Les enquêtes internationales apportent un autre éclairage. Elles montrent que la France appartient aux pays d’Europe (avec les Pays-Bas, la Suède et le Royaume-Uni) où les Juifs sont le plus appréciés. Selon les travaux du Pew Research Center en 2019, 89 % des Français ont une opinion favorable à l’égard des Juifs dans leur pays, contre seulement 77 % des Italiens, 59 % des Polonais ou 51 % des Grecs (9). Même l’Anti-Defamation League, prompte à dénoncer les critiques d’Israël, classe la France dans son index de l’antisémitisme de 2023 comme l’un des pays les mieux notés et un de ceux qui ont le plus progressé depuis 2014 (10). Elle observe que l’on rencontre moins de préjugés antisémites dans les pays où vit une importante communauté juive.

Philippe Descamps

Une histoire singulière, un racisme parmi d’autres

Depuis le 7 octobre, le monde connaît une recrudescence de propos ou d’actes antisémites. Largement corrélées à l’évolution du conflit israélo-palestinien, ces démonstrations de racisme surviennent alors que l’on enregistre en France sur le long terme une progression de la tolérance en général et une acceptation plus forte des Juifs en particulier, en dépit de la persistance de certains stéréotypes.

Dans cette période « particulièrement difficile », le président de la Commission nationale consultative des droits de l’homme (CNCDH), M. Jean-Marie Burguburu, a fait une rare mise au point écrite, le 27 octobre dernier : « J’appelle l’ensemble des acteurs politiques à la retenue et à la plus grande prudence dans l’analyse de la situation. J’appelle aussi l’ensemble des acteurs médiatiques à cette même rigueur et cette même retenue. » Les travaux de la CNCDH permettent de replacer l’augmentation récente des actes antisémites dans une évolution de long terme vers une plus grande tolérance de la population française. Mais cet appel à la prudence et à la nuance a fait long feu.

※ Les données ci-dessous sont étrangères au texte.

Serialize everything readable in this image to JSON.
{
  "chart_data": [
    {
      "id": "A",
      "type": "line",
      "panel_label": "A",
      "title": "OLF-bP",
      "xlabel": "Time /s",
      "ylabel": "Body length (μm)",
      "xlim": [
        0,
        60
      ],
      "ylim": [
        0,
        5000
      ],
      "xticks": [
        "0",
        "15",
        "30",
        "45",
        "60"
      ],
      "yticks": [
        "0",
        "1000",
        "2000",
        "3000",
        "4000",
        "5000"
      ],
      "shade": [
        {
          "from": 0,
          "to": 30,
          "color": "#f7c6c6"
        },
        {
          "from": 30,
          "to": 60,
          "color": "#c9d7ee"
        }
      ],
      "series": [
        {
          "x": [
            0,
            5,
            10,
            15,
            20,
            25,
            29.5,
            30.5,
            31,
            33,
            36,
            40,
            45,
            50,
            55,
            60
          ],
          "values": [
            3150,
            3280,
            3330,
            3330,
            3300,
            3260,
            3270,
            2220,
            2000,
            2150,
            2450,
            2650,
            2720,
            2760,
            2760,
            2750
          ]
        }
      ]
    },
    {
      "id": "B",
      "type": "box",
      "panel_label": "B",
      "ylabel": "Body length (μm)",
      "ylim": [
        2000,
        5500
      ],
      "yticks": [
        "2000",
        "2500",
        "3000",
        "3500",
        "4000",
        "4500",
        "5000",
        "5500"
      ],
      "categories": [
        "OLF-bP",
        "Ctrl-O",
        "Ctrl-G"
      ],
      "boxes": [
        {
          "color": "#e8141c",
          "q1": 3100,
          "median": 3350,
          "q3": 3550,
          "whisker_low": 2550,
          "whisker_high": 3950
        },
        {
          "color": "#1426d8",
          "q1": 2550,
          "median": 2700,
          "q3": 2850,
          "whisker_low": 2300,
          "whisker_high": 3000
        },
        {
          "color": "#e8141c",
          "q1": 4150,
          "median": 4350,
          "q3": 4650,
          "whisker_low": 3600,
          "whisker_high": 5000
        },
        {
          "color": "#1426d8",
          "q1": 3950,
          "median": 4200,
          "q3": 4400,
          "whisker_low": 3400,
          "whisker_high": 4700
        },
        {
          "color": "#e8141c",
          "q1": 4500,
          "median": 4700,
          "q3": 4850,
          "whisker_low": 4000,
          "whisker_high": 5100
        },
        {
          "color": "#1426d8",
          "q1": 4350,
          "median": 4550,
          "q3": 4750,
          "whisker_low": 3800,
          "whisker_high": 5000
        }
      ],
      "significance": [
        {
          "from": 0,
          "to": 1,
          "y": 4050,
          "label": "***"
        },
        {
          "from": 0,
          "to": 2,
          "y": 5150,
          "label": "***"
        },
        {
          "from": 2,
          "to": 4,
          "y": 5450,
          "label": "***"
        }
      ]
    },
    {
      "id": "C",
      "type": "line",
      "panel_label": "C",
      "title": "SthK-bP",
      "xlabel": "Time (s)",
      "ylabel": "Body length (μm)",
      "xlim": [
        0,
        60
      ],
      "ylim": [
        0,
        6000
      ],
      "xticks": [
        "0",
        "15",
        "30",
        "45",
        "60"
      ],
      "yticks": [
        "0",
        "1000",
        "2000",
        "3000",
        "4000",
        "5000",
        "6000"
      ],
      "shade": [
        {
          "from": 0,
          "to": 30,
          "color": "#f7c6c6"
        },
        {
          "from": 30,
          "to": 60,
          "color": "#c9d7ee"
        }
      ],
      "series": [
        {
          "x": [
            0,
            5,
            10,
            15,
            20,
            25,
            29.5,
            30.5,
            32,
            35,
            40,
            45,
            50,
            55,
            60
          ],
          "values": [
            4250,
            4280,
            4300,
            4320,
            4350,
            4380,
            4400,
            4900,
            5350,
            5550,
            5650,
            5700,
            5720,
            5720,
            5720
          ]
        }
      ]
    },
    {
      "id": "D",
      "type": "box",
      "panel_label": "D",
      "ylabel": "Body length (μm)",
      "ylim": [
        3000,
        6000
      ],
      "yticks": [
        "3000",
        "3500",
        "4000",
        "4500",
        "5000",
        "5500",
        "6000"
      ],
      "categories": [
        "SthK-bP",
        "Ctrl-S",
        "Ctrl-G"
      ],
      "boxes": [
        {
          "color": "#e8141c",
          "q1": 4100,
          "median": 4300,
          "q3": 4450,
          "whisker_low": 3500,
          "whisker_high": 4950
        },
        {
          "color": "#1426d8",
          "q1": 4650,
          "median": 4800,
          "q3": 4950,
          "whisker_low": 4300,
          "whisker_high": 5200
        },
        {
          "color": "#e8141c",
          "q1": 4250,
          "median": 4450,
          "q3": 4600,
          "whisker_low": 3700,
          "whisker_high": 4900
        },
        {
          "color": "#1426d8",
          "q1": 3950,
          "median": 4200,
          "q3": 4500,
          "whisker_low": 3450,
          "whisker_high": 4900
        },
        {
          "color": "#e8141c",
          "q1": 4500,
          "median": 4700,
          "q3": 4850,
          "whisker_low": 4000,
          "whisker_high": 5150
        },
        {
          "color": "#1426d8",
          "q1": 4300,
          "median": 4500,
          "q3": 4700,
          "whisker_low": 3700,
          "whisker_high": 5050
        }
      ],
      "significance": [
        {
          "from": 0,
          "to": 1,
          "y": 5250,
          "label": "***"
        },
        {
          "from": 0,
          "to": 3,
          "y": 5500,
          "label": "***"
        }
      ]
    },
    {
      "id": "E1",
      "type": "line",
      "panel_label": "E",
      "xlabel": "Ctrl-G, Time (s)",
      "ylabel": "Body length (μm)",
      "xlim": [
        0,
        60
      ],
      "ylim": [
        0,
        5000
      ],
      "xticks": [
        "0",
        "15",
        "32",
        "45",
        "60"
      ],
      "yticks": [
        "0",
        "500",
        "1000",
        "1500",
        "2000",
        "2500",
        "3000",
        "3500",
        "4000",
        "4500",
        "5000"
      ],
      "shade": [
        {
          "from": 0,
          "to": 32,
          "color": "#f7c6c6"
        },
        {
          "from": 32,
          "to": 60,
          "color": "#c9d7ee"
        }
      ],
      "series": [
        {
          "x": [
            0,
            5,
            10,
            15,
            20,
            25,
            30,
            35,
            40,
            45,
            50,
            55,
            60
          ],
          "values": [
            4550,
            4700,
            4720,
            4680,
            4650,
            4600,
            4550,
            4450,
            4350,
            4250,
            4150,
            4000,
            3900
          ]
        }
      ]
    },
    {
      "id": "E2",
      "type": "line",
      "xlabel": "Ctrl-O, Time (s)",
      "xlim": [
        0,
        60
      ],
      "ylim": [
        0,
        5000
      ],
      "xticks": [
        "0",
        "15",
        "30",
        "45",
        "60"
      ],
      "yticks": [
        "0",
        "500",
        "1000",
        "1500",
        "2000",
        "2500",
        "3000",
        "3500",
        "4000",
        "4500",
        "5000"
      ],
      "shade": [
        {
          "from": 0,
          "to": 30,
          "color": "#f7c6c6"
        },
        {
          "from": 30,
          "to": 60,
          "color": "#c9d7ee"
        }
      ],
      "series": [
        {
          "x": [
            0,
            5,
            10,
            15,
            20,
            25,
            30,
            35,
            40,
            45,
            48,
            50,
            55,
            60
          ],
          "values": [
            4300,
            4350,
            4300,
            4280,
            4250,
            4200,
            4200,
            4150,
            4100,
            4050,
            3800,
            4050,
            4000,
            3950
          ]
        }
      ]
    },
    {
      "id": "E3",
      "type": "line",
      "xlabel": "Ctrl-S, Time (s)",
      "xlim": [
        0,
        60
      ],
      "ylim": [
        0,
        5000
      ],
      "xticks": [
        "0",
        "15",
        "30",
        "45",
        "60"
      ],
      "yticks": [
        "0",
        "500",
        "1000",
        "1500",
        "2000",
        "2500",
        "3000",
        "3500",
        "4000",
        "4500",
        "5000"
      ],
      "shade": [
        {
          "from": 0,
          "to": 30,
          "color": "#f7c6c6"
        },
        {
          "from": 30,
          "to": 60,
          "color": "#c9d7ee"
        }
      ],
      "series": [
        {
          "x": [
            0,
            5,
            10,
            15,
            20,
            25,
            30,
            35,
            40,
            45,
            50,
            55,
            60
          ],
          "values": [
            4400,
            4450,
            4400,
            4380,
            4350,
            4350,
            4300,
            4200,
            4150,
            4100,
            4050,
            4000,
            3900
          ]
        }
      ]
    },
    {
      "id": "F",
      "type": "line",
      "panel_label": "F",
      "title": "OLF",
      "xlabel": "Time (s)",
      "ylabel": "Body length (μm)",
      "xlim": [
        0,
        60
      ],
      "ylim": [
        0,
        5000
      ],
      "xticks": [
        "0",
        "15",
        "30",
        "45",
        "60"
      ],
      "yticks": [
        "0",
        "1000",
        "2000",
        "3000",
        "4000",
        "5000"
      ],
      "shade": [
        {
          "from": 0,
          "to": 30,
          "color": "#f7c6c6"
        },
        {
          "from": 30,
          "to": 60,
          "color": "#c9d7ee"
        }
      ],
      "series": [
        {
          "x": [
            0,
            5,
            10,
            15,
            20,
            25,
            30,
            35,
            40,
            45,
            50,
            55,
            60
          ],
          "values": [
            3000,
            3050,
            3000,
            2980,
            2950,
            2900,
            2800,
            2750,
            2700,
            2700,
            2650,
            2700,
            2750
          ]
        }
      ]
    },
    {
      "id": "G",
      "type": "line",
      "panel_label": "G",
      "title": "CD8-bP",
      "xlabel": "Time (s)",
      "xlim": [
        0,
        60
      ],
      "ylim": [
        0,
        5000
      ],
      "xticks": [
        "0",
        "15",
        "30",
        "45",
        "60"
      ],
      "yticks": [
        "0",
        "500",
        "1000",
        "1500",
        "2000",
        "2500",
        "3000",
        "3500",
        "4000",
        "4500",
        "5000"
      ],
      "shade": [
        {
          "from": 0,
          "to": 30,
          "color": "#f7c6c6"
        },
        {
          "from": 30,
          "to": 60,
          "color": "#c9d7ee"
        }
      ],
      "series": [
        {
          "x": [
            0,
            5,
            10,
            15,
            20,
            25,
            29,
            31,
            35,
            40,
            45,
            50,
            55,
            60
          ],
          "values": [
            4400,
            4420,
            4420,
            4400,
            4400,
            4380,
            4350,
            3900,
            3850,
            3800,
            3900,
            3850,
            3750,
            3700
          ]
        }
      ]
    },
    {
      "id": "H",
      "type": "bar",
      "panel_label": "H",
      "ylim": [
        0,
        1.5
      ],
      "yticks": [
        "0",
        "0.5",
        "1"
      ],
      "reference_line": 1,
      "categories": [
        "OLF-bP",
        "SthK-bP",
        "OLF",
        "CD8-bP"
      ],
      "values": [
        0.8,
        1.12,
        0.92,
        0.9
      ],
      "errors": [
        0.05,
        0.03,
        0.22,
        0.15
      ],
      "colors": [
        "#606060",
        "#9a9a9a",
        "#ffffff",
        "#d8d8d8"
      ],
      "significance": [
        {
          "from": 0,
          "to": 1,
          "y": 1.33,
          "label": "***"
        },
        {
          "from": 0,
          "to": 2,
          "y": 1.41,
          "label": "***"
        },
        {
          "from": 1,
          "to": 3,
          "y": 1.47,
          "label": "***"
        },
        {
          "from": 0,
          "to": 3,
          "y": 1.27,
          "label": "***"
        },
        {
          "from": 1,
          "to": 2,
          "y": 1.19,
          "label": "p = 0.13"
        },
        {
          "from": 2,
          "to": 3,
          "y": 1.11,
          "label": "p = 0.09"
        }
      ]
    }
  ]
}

Devant le Sénat, le ministre de l’intérieur Gérald Darmanin annonçait le 8 novembre 2023 que les services de police et de gendarmerie avaient procédé à 518 interpellations en un mois : « Il est tout à fait vrai qu’il y a actuellement une explosion des actes antisémites, constatait-il. Les 1 159 actes antisémites relevés depuis le 7 octobre dernier correspondent à trois fois plus d’événements antisémites connus pour toute l’année 2022. » Le ministre précisait qu’il avait pris des dispositions afin que les « 120 étrangers interpellés » pour de tels actes perdent leur titre de séjour. En outre, plus de 7 700 signalements d’un contenu illicite sur Internet ont été enregistrés sur la plate-forme Pharos de la police nationale.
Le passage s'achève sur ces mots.